Government Shifts Sugar Export Policy from Restricted to Prohibited
The Directorate General of Foreign Trade (DGFT) under the Ministry of Commerce and Industry has officially changed the sugar export policy from ‘restricted’ to ‘prohibited.’
The ban applies to,
- Raw sugar
- White sugar
- Refined sugar
This marks the sharp policy shift because India had earlier allowed the controlled sugar exports based on expectations of surplus production.
The ban takes effect immediately and will remain in to the force until September 30, 2026 or until further orders.
Which Sugar Exports Are Still Allowed?
The government has provided the limited exemptions.
Sugar exports will still be allowed if,
- The loading began before May 13, 2026
- Shipments were already handed over to the customs before the notification took effect.

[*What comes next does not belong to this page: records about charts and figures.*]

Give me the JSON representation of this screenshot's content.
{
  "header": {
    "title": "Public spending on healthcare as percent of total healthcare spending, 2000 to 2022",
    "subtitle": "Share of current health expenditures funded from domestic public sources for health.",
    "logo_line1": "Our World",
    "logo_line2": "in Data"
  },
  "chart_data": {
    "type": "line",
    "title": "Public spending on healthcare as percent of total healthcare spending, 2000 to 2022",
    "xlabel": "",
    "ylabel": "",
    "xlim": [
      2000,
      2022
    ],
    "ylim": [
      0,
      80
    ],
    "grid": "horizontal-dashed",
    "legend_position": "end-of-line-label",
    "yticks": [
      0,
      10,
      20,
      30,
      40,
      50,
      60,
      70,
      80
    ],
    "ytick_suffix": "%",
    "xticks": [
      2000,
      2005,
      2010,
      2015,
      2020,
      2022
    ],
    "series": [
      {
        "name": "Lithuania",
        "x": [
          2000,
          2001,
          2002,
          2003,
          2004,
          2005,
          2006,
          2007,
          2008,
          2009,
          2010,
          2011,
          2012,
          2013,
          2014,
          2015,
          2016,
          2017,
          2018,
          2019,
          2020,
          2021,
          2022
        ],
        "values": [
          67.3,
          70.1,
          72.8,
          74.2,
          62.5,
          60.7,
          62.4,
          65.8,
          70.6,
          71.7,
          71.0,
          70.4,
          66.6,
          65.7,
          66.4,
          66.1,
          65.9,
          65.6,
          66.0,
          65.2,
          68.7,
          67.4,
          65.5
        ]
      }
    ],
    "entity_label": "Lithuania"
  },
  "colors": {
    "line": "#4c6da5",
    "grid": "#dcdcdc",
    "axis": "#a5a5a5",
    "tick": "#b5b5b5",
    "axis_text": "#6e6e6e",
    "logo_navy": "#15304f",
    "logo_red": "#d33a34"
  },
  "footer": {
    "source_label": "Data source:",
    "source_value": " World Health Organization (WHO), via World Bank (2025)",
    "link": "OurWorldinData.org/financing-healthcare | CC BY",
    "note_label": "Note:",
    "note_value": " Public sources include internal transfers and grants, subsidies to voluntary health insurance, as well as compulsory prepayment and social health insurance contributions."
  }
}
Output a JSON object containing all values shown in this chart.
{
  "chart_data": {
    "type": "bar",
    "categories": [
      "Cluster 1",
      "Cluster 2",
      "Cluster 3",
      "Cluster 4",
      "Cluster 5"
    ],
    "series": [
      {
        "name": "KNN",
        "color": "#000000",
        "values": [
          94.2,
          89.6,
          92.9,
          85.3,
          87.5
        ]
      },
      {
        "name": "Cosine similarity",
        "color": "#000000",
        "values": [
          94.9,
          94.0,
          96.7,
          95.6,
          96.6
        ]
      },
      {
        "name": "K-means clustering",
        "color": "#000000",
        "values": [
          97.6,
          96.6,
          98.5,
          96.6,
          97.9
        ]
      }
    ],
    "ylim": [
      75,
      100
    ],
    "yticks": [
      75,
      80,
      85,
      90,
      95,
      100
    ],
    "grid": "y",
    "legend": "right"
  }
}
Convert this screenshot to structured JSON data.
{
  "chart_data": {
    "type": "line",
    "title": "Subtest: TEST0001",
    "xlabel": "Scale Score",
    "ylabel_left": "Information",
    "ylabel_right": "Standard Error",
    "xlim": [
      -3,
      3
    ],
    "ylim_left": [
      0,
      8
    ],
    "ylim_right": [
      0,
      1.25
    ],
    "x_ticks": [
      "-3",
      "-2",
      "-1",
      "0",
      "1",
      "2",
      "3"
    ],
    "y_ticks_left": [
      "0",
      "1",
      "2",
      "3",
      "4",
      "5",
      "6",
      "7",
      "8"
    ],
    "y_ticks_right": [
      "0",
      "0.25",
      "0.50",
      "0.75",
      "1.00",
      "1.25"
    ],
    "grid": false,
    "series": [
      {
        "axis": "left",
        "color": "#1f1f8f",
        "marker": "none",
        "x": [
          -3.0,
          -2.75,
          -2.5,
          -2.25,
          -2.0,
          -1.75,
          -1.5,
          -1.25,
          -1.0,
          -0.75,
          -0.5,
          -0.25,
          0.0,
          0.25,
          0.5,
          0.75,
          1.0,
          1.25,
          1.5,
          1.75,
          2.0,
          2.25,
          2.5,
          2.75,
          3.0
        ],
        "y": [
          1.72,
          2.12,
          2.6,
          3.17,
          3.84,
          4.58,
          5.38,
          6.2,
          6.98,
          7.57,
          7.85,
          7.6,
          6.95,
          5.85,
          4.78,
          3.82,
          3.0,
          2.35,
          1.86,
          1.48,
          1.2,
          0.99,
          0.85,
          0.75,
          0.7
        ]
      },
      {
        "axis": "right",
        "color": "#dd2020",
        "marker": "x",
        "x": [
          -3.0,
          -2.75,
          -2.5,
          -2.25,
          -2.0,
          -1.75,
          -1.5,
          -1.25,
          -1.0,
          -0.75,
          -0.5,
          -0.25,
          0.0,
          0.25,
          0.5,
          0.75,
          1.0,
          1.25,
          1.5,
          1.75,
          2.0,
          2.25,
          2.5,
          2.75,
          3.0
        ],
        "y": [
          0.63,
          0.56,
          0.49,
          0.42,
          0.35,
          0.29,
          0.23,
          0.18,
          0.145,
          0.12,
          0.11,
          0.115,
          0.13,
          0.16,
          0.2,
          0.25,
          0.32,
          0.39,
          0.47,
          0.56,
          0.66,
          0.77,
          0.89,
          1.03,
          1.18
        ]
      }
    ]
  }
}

- Special government approval is granted for the food security support on the request of other countries.
Additionally, the exports to the European Union and the United States will continue under the existing tariff-rate quota arrangements.
This means the ban is broad but not absolute ban.
Why India Banned Sugar Exports
The main concern is to tighten the domestic availability.
India’s expected sugar balance for the 2025-26 season shows increasing pressure.
Estimated numbers are,
- Sugar production: 275 lakh tonnes
- Opening stock: 50 lakh tonnes
- Total availability: 325 lakh tonnes
- Domestic demand: 280 lakh tonnes
- Closing stock estimate: 45 lakh tonnes
That closing stock level would be among the lowest in the recent years.
For comparison the stock levels had fallen to around 39.4 lakh tonnes in the year 2016-17 period in which it saw supply stress.
Inflation Risk Is a Major Factor
Food inflation remains politically and economically sensitive for the country.
Sugar is a widely consumed household commodity and also an industrial input which used in food processing.
If supply tightens significantly the retail sugar prices could rise sharply.
By restricting the exports, the government aims to ensure the adequate domestic availability and reduce inflationary pressure.